When:
Wednesday, February 12, 2025
4:00 PM - 5:30 PM CT
Where: University Hall, 201, 1897 Sheridan Road, Evanston, IL 60208 map it
Audience: Faculty/Staff - Student - Public - Post Docs/Docs - Graduate Students
Contact:
Cindy Pingry
(847) 467-1933
Group: South Asia Research Forum
Category: Academic, Lectures & Meetings, Global & Civic Engagement
This talk reconstructs the textual and material imprint of anonymous Persian-knowing scribes and clerks, who worked in the Dutch East India Company’s (VOC) settlements and factories across the seventeenth-century Indian Ocean world. Historians have often presumed and lamented that the Islamic empires of the Middle East and South Asia “lacked” maritime archives, unlike their extensive documentary records on agrarian matters. Connecting existing caches of bi-lingual administrative documents and notebooks of learning dispersed across Persographic port-cities Safavid Iran and Mughal Hindustan, this presentation interrogates how anonymous scribes translated and made sense of symbols of archiving, ciphers of recording, and documentary typologies at the intersections and limits of two mutually-illegible chancery worlds. It will reflect on the possibilities of these materials for writing a multi-directional and entangled social history of trans-imperial archives.

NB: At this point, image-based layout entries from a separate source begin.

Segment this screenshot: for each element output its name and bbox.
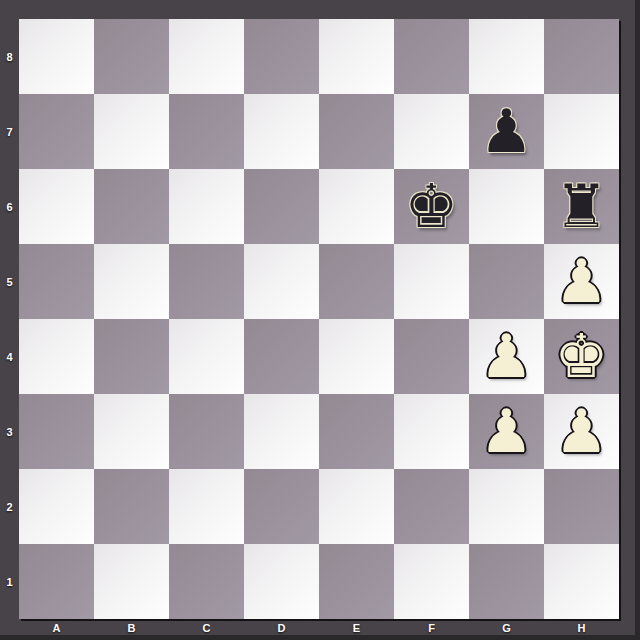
square-h5[interactable]: ♟ <box>544 244 619 319</box>
square-g6[interactable] <box>469 169 544 244</box>
square-e8[interactable] <box>319 19 394 94</box>
file-label-a: A <box>19 619 94 636</box>
file-label-f: F <box>394 619 469 636</box>
square-d4[interactable] <box>244 319 319 394</box>
square-d5[interactable] <box>244 244 319 319</box>
rank-label-4: 4 <box>0 319 19 394</box>
square-a2[interactable] <box>19 469 94 544</box>
square-h4[interactable]: ♚ <box>544 319 619 394</box>
square-a7[interactable] <box>19 94 94 169</box>
square-b2[interactable] <box>94 469 169 544</box>
square-b4[interactable] <box>94 319 169 394</box>
square-a8[interactable] <box>19 19 94 94</box>
square-c7[interactable] <box>169 94 244 169</box>
square-d6[interactable] <box>244 169 319 244</box>
square-h8[interactable] <box>544 19 619 94</box>
file-label-b: B <box>94 619 169 636</box>
rank-labels: 87654321 <box>0 19 19 619</box>
rank-label-5: 5 <box>0 244 19 319</box>
black-king[interactable]: ♚ <box>405 169 459 244</box>
square-f8[interactable] <box>394 19 469 94</box>
file-label-c: C <box>169 619 244 636</box>
square-b5[interactable] <box>94 244 169 319</box>
square-g1[interactable] <box>469 544 544 619</box>
square-f6[interactable]: ♚ <box>394 169 469 244</box>
square-f4[interactable] <box>394 319 469 394</box>
square-c4[interactable] <box>169 319 244 394</box>
rank-label-7: 7 <box>0 94 19 169</box>
square-c8[interactable] <box>169 19 244 94</box>
rank-label-8: 8 <box>0 19 19 94</box>
square-c2[interactable] <box>169 469 244 544</box>
square-b1[interactable] <box>94 544 169 619</box>
square-h1[interactable] <box>544 544 619 619</box>
rank-label-1: 1 <box>0 544 19 619</box>
file-label-g: G <box>469 619 544 636</box>
square-h2[interactable] <box>544 469 619 544</box>
square-e3[interactable] <box>319 394 394 469</box>
square-d1[interactable] <box>244 544 319 619</box>
square-g7[interactable]: ♟ <box>469 94 544 169</box>
square-c1[interactable] <box>169 544 244 619</box>
white-pawn[interactable]: ♟ <box>555 244 609 319</box>
square-f5[interactable] <box>394 244 469 319</box>
white-pawn[interactable]: ♟ <box>480 394 534 469</box>
file-label-h: H <box>544 619 619 636</box>
white-king[interactable]: ♚ <box>555 319 609 394</box>
square-c3[interactable] <box>169 394 244 469</box>
rank-label-6: 6 <box>0 169 19 244</box>
square-b3[interactable] <box>94 394 169 469</box>
square-d7[interactable] <box>244 94 319 169</box>
square-h3[interactable]: ♟ <box>544 394 619 469</box>
square-e1[interactable] <box>319 544 394 619</box>
white-pawn[interactable]: ♟ <box>480 319 534 394</box>
square-c5[interactable] <box>169 244 244 319</box>
square-g8[interactable] <box>469 19 544 94</box>
frame-edge-bottom <box>0 635 640 640</box>
rank-label-2: 2 <box>0 469 19 544</box>
file-labels: ABCDEFGH <box>19 619 619 636</box>
square-f3[interactable] <box>394 394 469 469</box>
square-e7[interactable] <box>319 94 394 169</box>
square-g3[interactable]: ♟ <box>469 394 544 469</box>
square-f1[interactable] <box>394 544 469 619</box>
square-e5[interactable] <box>319 244 394 319</box>
square-a3[interactable] <box>19 394 94 469</box>
square-c6[interactable] <box>169 169 244 244</box>
square-g5[interactable] <box>469 244 544 319</box>
square-f2[interactable] <box>394 469 469 544</box>
square-a4[interactable] <box>19 319 94 394</box>
square-d8[interactable] <box>244 19 319 94</box>
square-e6[interactable] <box>319 169 394 244</box>
square-d2[interactable] <box>244 469 319 544</box>
board-frame: ♟♚♜♟♟♚♟♟ 87654321 ABCDEFGH <box>0 0 640 640</box>
square-b8[interactable] <box>94 19 169 94</box>
square-d3[interactable] <box>244 394 319 469</box>
square-g4[interactable]: ♟ <box>469 319 544 394</box>
square-a5[interactable] <box>19 244 94 319</box>
square-a6[interactable] <box>19 169 94 244</box>
black-rook[interactable]: ♜ <box>555 169 609 244</box>
square-b6[interactable] <box>94 169 169 244</box>
square-h6[interactable]: ♜ <box>544 169 619 244</box>
frame-edge-right <box>635 0 640 640</box>
rank-label-3: 3 <box>0 394 19 469</box>
white-pawn[interactable]: ♟ <box>555 394 609 469</box>
black-pawn[interactable]: ♟ <box>480 94 534 169</box>
file-label-e: E <box>319 619 394 636</box>
square-a1[interactable] <box>19 544 94 619</box>
square-e2[interactable] <box>319 469 394 544</box>
square-h7[interactable] <box>544 94 619 169</box>
square-f7[interactable] <box>394 94 469 169</box>
square-g2[interactable] <box>469 469 544 544</box>
square-b7[interactable] <box>94 94 169 169</box>
chess-board: ♟♚♜♟♟♚♟♟ <box>19 19 619 619</box>
file-label-d: D <box>244 619 319 636</box>
square-e4[interactable] <box>319 319 394 394</box>
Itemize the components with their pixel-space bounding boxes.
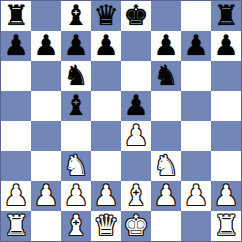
black-pawn[interactable]: ♟ (33, 32, 58, 60)
white-knight[interactable]: ♞ (153, 152, 178, 180)
square-f2[interactable]: ♟ (151, 181, 181, 211)
square-b8[interactable] (31, 1, 61, 31)
square-b2[interactable]: ♟ (31, 181, 61, 211)
square-h5[interactable] (211, 91, 241, 121)
square-a2[interactable]: ♟ (1, 181, 31, 211)
black-queen[interactable]: ♛ (93, 2, 118, 30)
square-c4[interactable] (61, 121, 91, 151)
black-pawn[interactable]: ♟ (63, 32, 88, 60)
square-f7[interactable]: ♟ (151, 31, 181, 61)
square-d3[interactable] (91, 151, 121, 181)
square-d8[interactable]: ♛ (91, 1, 121, 31)
square-c1[interactable]: ♝ (61, 211, 91, 241)
square-a7[interactable]: ♟ (1, 31, 31, 61)
square-h8[interactable]: ♜ (211, 1, 241, 31)
white-pawn[interactable]: ♟ (3, 182, 28, 210)
white-pawn[interactable]: ♟ (63, 182, 88, 210)
white-pawn[interactable]: ♟ (213, 182, 238, 210)
white-pawn[interactable]: ♟ (123, 122, 148, 150)
square-b6[interactable] (31, 61, 61, 91)
black-bishop[interactable]: ♝ (63, 92, 88, 120)
square-h6[interactable] (211, 61, 241, 91)
black-pawn[interactable]: ♟ (123, 92, 148, 120)
square-b3[interactable] (31, 151, 61, 181)
square-e4[interactable]: ♟ (121, 121, 151, 151)
square-d4[interactable] (91, 121, 121, 151)
square-h1[interactable]: ♜ (211, 211, 241, 241)
square-a4[interactable] (1, 121, 31, 151)
white-rook[interactable]: ♜ (3, 212, 28, 240)
square-d1[interactable]: ♛ (91, 211, 121, 241)
square-a3[interactable] (1, 151, 31, 181)
black-king[interactable]: ♚ (123, 2, 148, 30)
square-a1[interactable]: ♜ (1, 211, 31, 241)
square-d7[interactable]: ♟ (91, 31, 121, 61)
black-pawn[interactable]: ♟ (183, 32, 208, 60)
square-h2[interactable]: ♟ (211, 181, 241, 211)
black-pawn[interactable]: ♟ (213, 32, 238, 60)
square-g4[interactable] (181, 121, 211, 151)
chess-board: ♜♝♛♚♜♟♟♟♟♟♟♟♞♞♝♟♟♞♞♟♟♟♟♝♟♟♟♜♝♛♚♜ (0, 0, 242, 242)
square-g8[interactable] (181, 1, 211, 31)
white-pawn[interactable]: ♟ (33, 182, 58, 210)
square-f6[interactable]: ♞ (151, 61, 181, 91)
square-e5[interactable]: ♟ (121, 91, 151, 121)
white-bishop[interactable]: ♝ (63, 212, 88, 240)
white-queen[interactable]: ♛ (93, 212, 118, 240)
square-g7[interactable]: ♟ (181, 31, 211, 61)
square-b5[interactable] (31, 91, 61, 121)
square-f5[interactable] (151, 91, 181, 121)
square-d2[interactable]: ♟ (91, 181, 121, 211)
white-rook[interactable]: ♜ (213, 212, 238, 240)
square-e6[interactable] (121, 61, 151, 91)
square-c6[interactable]: ♞ (61, 61, 91, 91)
square-f4[interactable] (151, 121, 181, 151)
square-a8[interactable]: ♜ (1, 1, 31, 31)
square-b4[interactable] (31, 121, 61, 151)
white-pawn[interactable]: ♟ (153, 182, 178, 210)
white-knight[interactable]: ♞ (63, 152, 88, 180)
black-pawn[interactable]: ♟ (3, 32, 28, 60)
square-e3[interactable] (121, 151, 151, 181)
black-bishop[interactable]: ♝ (63, 2, 88, 30)
square-f1[interactable] (151, 211, 181, 241)
square-e1[interactable]: ♚ (121, 211, 151, 241)
square-a5[interactable] (1, 91, 31, 121)
square-g6[interactable] (181, 61, 211, 91)
square-g5[interactable] (181, 91, 211, 121)
square-h4[interactable] (211, 121, 241, 151)
black-rook[interactable]: ♜ (213, 2, 238, 30)
square-b7[interactable]: ♟ (31, 31, 61, 61)
white-pawn[interactable]: ♟ (93, 182, 118, 210)
square-d5[interactable] (91, 91, 121, 121)
square-a6[interactable] (1, 61, 31, 91)
square-c7[interactable]: ♟ (61, 31, 91, 61)
square-f3[interactable]: ♞ (151, 151, 181, 181)
white-pawn[interactable]: ♟ (183, 182, 208, 210)
black-rook[interactable]: ♜ (3, 2, 28, 30)
square-e7[interactable] (121, 31, 151, 61)
square-h7[interactable]: ♟ (211, 31, 241, 61)
square-g1[interactable] (181, 211, 211, 241)
square-c3[interactable]: ♞ (61, 151, 91, 181)
square-d6[interactable] (91, 61, 121, 91)
square-c5[interactable]: ♝ (61, 91, 91, 121)
white-bishop[interactable]: ♝ (123, 182, 148, 210)
square-c2[interactable]: ♟ (61, 181, 91, 211)
black-pawn[interactable]: ♟ (153, 32, 178, 60)
square-e2[interactable]: ♝ (121, 181, 151, 211)
white-king[interactable]: ♚ (123, 212, 148, 240)
black-knight[interactable]: ♞ (63, 62, 88, 90)
square-h3[interactable] (211, 151, 241, 181)
black-pawn[interactable]: ♟ (93, 32, 118, 60)
square-b1[interactable] (31, 211, 61, 241)
square-e8[interactable]: ♚ (121, 1, 151, 31)
square-c8[interactable]: ♝ (61, 1, 91, 31)
square-f8[interactable] (151, 1, 181, 31)
square-g3[interactable] (181, 151, 211, 181)
square-g2[interactable]: ♟ (181, 181, 211, 211)
black-knight[interactable]: ♞ (153, 62, 178, 90)
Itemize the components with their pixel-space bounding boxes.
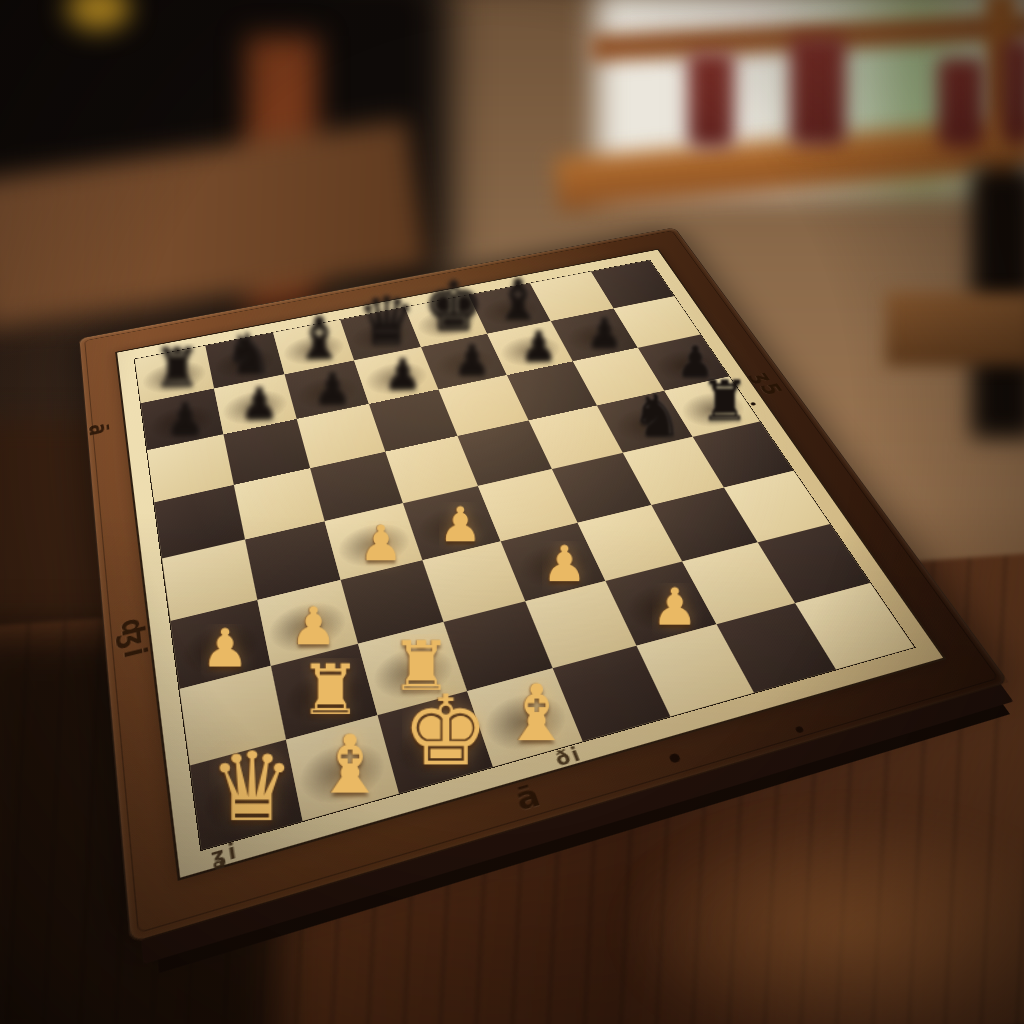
scene: ā ʤi ā ʒ5 ʓi ði ♜♞♝♛♚♝♟♟♟♟♟♟♟♟♞♜♟♟♟♟♟♜♜♟… <box>0 0 1024 1024</box>
piece-white-pawn[interactable]: ♟ <box>290 602 337 652</box>
frame-screw-dot <box>668 753 681 764</box>
piece-white-king[interactable]: ♚ <box>402 685 489 777</box>
piece-white-pawn[interactable]: ♟ <box>652 583 698 632</box>
coordinate-glyph: ʒ5 <box>746 370 788 398</box>
piece-white-bishop[interactable]: ♝ <box>502 677 572 751</box>
chess-board: ā ʤi ā ʒ5 ʓi ði ♜♞♝♛♚♝♟♟♟♟♟♟♟♟♞♜♟♟♟♟♟♜♜♟… <box>135 260 914 849</box>
piece-white-pawn[interactable]: ♟ <box>542 541 587 588</box>
frame-screw-dot <box>795 726 805 734</box>
piece-white-pawn[interactable]: ♟ <box>201 624 249 675</box>
piece-white-pawn[interactable]: ♟ <box>359 521 403 568</box>
piece-white-queen[interactable]: ♛ <box>209 741 295 832</box>
board-perspective: ā ʤi ā ʒ5 ʓi ði ♜♞♝♛♚♝♟♟♟♟♟♟♟♟♞♜♟♟♟♟♟♜♜♟… <box>0 0 1024 1024</box>
coordinate-glyph: ā <box>83 421 115 440</box>
piece-white-rook[interactable]: ♜ <box>300 658 362 724</box>
piece-white-pawn[interactable]: ♟ <box>439 502 482 548</box>
piece-white-bishop[interactable]: ♝ <box>314 727 387 804</box>
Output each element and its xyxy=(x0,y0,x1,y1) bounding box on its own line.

Subah Dayal is Assistant Professor at New York University's Gallatin School of Individualized Study. Her first book, Between Household and State: The Mughal Frontier and the Politics of Circulation in Peninsular India, was published by the University of California Press in 2024. Her second project is a comparative study of the scribal cultures of Safavid and Mughal port cities, with a focus on Bandar ‘Abbas, Surat, and Masulipatnam. Her writing has appeared in Comparative Studies of South Asia, Africa, and the Middle East, Journal of the Economic and Social History of the Orient, and The Wire.